La bonne vieille toussa alors dans le creux de sa main et dit :

— Vous savez bien, Nikker, que nous sommes de pauvres gens et que nous avons besoin de ce que nous avons ; mais Piet aura du bien après nous.

— Alors n’en parlons plus : je ne veux pas que Truitje soit malheureuse avec Piet.

— Nous donnerons à notre garçon le cochon et les poules.

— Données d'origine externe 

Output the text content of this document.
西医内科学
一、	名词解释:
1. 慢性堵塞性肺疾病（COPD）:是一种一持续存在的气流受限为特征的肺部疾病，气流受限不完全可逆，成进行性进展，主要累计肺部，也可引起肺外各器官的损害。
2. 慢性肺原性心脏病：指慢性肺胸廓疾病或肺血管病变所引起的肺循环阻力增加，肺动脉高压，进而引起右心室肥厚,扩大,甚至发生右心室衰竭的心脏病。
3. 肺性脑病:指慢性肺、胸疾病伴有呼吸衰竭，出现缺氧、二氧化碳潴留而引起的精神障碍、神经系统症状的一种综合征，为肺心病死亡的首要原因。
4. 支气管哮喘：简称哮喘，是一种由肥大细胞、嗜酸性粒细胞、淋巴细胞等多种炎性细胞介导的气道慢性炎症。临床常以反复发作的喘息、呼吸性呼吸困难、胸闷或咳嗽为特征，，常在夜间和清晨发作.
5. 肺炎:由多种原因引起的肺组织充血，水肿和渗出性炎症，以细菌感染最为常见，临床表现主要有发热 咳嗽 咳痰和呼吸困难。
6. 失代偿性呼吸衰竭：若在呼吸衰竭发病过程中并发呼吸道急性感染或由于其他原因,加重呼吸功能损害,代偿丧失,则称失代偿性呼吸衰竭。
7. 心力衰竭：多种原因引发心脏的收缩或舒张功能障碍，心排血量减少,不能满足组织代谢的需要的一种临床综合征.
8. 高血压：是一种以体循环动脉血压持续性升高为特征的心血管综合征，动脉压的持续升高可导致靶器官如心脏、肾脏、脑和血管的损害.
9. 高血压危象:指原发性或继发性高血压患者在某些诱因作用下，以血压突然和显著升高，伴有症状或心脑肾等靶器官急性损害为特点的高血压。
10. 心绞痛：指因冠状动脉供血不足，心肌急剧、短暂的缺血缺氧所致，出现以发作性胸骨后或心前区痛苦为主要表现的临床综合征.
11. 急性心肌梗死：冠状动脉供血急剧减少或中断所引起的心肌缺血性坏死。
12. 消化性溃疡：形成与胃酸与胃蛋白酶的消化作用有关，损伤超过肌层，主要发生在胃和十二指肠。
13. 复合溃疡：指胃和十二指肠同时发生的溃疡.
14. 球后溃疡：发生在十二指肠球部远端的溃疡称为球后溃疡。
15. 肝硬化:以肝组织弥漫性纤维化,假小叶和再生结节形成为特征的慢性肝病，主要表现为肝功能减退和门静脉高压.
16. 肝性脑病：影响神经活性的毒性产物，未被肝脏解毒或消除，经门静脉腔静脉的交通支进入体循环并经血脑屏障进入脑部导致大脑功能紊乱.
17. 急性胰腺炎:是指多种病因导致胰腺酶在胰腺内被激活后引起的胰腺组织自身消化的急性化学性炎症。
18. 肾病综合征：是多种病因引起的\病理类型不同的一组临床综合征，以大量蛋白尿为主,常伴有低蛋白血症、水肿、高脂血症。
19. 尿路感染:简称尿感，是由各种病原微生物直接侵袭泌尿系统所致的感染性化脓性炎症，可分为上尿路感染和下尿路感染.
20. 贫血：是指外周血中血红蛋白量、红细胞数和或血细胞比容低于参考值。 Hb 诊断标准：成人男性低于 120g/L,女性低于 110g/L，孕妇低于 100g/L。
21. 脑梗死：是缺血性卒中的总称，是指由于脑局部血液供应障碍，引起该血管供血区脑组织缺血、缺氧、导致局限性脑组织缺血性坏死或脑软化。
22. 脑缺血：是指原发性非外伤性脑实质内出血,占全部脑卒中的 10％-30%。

— Non, mère, il lui faut une vache.

— Une vache, Nikker ? c’est bien cher. On n’en saurait pas avoir à moins de quatre cents francs. Qui est-ce qui payera une vache de quatre cents francs à Piet ?

— Anna Snip a mis bien des sous dans le vieux bas qui est sous sa paillasse.

— Jésus Dieu ! taisez-vous, Nikker. — Truitje aura sa vache.

— Et le pré, Anna Snip : il faut le pré avec la vache.

— Le pré, Nikker ? elle aura la vache, mais pas le pré.

— N’en parlons plus, mère ; Truitje n’aura ni la vache ni le pré et Piet n’aura pas Truitje.

— Vous voulez donc nous tirer notre dernier sou, Claes ? Nous avons un petit pré le long de la rue aux Vaches. Elle l’aura.